Menting explained the process of determining the US$10 billion figure: researchers first determined a baseline for 2013 and 2014 and then applied a growth rate by plugging in a number of variables into the model and calculating annual growth rate based on the factors. They include:

  • overall value of the insurance market;
  • past growth rates of other insurance products over the past decade;
  • past growth rates of cyber insurance business from carriers;
  • average cost of cyber insurance policies and premiums;
  • number of existing firms in the world;
  • percentage of an IT budget allocated to cybersecurity;
  • adoption rates of risk management practices; and
  • recorded number of past breaches and average cost of clean-up/remediation.

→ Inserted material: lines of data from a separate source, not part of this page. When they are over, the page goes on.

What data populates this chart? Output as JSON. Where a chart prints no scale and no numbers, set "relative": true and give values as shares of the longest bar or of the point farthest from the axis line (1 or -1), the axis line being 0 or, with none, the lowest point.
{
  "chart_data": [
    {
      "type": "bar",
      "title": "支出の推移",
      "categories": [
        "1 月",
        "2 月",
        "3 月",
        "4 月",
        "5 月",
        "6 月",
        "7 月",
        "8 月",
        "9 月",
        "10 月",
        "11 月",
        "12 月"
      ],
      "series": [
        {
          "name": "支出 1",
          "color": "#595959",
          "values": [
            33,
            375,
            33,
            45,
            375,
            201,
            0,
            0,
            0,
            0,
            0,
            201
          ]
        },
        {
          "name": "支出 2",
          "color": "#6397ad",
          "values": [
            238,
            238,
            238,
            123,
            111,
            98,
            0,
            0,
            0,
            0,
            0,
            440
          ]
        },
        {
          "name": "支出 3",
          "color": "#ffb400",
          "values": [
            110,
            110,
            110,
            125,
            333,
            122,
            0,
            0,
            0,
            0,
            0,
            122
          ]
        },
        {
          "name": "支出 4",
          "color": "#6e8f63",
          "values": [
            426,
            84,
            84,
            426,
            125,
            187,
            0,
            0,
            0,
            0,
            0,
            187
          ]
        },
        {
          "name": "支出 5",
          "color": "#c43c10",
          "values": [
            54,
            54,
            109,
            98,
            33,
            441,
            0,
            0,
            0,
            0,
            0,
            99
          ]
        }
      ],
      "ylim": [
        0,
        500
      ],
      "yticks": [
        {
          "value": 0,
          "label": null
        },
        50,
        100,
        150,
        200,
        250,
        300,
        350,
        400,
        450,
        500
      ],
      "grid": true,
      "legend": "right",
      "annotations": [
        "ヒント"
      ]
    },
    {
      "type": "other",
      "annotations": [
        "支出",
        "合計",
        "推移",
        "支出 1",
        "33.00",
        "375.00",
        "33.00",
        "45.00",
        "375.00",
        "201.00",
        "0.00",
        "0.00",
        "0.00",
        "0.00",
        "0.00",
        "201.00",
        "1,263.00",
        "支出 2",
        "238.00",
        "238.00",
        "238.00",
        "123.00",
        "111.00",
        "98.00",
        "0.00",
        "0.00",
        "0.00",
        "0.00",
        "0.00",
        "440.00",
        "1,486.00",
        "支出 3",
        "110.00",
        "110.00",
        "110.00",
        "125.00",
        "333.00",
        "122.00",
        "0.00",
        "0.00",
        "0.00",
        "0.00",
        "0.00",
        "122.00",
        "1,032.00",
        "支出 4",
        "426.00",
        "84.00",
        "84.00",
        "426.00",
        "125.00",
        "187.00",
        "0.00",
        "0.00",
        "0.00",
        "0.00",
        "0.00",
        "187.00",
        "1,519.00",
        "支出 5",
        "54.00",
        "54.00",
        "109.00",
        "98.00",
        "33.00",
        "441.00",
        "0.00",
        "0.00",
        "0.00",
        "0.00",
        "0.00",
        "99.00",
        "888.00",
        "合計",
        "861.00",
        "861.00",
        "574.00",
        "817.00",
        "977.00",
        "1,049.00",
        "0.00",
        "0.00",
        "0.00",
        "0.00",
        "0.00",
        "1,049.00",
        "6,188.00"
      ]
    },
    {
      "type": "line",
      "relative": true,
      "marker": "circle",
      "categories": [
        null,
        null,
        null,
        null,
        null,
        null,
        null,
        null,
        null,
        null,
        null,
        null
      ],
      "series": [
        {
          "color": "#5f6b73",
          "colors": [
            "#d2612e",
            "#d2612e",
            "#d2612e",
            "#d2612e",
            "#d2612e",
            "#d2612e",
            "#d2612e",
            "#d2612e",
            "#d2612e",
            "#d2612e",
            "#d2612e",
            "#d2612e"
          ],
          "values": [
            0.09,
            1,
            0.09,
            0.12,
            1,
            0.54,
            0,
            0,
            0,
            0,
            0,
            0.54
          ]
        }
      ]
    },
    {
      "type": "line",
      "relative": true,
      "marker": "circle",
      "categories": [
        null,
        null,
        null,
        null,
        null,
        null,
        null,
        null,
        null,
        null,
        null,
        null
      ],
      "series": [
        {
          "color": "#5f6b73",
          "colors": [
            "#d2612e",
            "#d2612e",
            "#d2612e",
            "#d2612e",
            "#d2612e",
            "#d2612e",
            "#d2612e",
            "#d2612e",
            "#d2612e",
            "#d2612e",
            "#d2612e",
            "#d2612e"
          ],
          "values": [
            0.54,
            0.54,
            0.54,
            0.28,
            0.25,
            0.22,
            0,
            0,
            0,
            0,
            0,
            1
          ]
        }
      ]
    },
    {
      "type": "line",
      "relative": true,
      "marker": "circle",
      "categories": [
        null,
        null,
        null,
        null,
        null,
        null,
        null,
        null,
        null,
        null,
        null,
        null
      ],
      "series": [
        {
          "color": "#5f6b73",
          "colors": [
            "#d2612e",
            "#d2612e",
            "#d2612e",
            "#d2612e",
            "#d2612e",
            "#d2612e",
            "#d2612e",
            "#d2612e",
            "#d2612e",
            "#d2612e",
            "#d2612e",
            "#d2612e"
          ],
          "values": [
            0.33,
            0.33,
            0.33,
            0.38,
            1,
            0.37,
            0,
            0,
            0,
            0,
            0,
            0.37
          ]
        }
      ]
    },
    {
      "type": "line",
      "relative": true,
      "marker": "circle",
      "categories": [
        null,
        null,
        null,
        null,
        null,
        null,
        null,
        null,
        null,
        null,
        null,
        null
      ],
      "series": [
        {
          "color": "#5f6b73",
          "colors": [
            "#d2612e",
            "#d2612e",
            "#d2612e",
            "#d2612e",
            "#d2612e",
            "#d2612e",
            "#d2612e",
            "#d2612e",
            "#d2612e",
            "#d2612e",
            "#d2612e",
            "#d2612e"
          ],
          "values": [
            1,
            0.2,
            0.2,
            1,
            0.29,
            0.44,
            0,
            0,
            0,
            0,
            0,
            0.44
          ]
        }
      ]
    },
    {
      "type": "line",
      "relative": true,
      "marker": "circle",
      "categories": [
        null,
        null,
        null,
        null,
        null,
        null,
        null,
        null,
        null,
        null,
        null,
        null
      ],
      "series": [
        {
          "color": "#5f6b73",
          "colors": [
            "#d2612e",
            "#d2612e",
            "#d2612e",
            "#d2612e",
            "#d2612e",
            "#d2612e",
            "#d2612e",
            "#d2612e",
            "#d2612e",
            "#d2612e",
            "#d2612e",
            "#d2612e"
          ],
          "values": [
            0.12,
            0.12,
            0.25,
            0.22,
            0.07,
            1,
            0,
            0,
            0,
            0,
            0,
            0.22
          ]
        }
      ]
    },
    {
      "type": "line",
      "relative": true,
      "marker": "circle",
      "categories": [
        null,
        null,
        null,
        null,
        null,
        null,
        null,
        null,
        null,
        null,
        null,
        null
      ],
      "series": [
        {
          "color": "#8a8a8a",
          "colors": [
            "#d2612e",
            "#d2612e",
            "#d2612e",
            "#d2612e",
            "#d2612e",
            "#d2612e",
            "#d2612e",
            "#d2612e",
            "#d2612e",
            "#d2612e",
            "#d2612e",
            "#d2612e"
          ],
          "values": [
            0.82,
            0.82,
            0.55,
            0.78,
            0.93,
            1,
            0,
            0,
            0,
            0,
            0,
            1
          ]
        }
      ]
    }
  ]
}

Menting reiterated that the largest barrier to growth is the lack of actuarial data about cyberattacks and breaches, which provides the statistics, enabling insurers to estimate the probability and the potential cost of an event. “This is because organizations are not always keen to publicly announce a breach,” she said, adding that there is often little consequence-oriented analysis taking place after a breach occurs.

“More information sharing, and understanding of event impact and the associated longer-term costs (through post-incident analytics, for example) can help remove some of these obstacles,” she said. “In turn, this will drive better policy rates and see the cyber insurance market progressively emerge from its niche, despite being around for over 30 years.”